A little over a year ago, I was stumbling over myself to figure out which law internship I would take on for the summer. I was still partly open to doing something else, but when everyone around you is scrambling to get ahead and build resumes, it’s easy to succumb to the same pressure. I had yet to even consider an internship in college and so I settled into the routine of pushing myself to figure out what it was going to be.
Fast forward to a few months later, when I heard the bell that wakes up an entire camp each morning. A bell that has lovingly rung in my head nearly every day this year and one I will hear much sooner than later. Fast forward from this internship search of mine to when I found myself in the mountains of North Carolina, surrounded by Falling Creek campers and counselors who all shared one collective goal: to have fun.
Yes ― I chose to serve as a camp counselor over a law internship that would have undoubtedly boosted my resume, but I chose much more than the position. I chose the simultaneous difficulty and sense of accomplishment that comes with getting eight seven-year-olds out of bed and dressed for the day in thirty minutes. I chose being challenged by a group of campers to close my eyes and fall backward off a high dive into a lake far below. I chose to share three meals, every day, with my cabins across four different camp sessions as I watched my guys grow a little more each day. I chose to share campfires on Sunday nights with everyone and, if you could look out over the crowd on any given Sunday, you’d be able to see that I chose happiness and brotherhood above all.
I chose the simultaneous difficulty and sense of accomplishment that comes with getting eight seven-year-olds out of bed...
“What are you going to be doing this summer?”, I so often hear from close friends and family members. This year, I have felt so proud to say each time, “I’m going back to camp.” Not once have I hesitated or felt any shame in not having what some misguided people might deem a “real job.” Instead, I’ve felt nothing but sheer joy and excitement, because sharing my summer plans gives me both a resume builder and another chance to better the lives of as many kids as possible. I truly cannot wait to be back in the place that makes me the happiest with people I know I will stay close to for a long time. I’m a college student who is going back to camp.

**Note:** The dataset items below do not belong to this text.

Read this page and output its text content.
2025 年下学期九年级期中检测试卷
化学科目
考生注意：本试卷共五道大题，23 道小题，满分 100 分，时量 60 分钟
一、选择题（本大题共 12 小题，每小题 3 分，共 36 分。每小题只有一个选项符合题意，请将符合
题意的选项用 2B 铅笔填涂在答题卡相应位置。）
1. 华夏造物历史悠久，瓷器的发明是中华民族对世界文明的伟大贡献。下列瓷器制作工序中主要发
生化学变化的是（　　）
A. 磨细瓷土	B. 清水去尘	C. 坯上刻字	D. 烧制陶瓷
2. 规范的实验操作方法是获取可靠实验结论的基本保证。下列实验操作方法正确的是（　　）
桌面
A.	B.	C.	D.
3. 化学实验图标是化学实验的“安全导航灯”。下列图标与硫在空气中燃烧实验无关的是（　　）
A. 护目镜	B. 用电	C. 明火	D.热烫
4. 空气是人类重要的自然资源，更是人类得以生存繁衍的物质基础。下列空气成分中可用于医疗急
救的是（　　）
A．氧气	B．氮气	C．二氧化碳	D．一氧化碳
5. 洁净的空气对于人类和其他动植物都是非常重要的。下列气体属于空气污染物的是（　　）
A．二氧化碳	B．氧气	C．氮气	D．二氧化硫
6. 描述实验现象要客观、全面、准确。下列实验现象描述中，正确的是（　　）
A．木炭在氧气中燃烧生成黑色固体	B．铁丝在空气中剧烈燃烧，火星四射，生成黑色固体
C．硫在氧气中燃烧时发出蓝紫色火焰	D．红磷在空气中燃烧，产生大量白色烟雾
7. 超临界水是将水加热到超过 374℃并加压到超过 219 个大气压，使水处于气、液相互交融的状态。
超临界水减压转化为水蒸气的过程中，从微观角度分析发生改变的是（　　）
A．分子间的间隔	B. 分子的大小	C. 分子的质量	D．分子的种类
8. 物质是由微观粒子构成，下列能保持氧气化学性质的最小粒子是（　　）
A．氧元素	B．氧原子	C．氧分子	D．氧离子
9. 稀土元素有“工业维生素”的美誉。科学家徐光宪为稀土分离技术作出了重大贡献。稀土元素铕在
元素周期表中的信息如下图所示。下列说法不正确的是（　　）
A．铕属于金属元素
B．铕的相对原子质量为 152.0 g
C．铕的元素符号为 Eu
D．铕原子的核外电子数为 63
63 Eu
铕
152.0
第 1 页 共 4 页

Plenty of my friends have asked me what it is about Falling Creek Camp that enticed me to return, to forego the chance at an internship now that I already have one summer as a residential camp counselor checked off my list. My response isn’t always the same, but it often includes words like passion, happiness, love, fun, brotherhood, and freedom. I’m not willing to do what so many college students make themselves do for the sake of traditional career-building. I’m not willing to take an internship right now when I know I’ll be happier at camp.
Why should you be a camp counselor instead of an intern? Because you will walk away a better person and, more importantly, you will have become a positive role model for at least one boy or girl who you will make at least a little more confident in themselves. “You have grown so much...” is what our staff director told me at the end of last summer, and he was so right. Be a camp counselor because you’ll grow more in that capacity than you would in most others. Be a camp counselor because you will learn aspects of yourself you never knew existed. More than anything, be a camp counselor because there are children out there who are counting on you, and this is your chance to make their summer unforgettable. Be someone’s superhero. Become a camp counselor.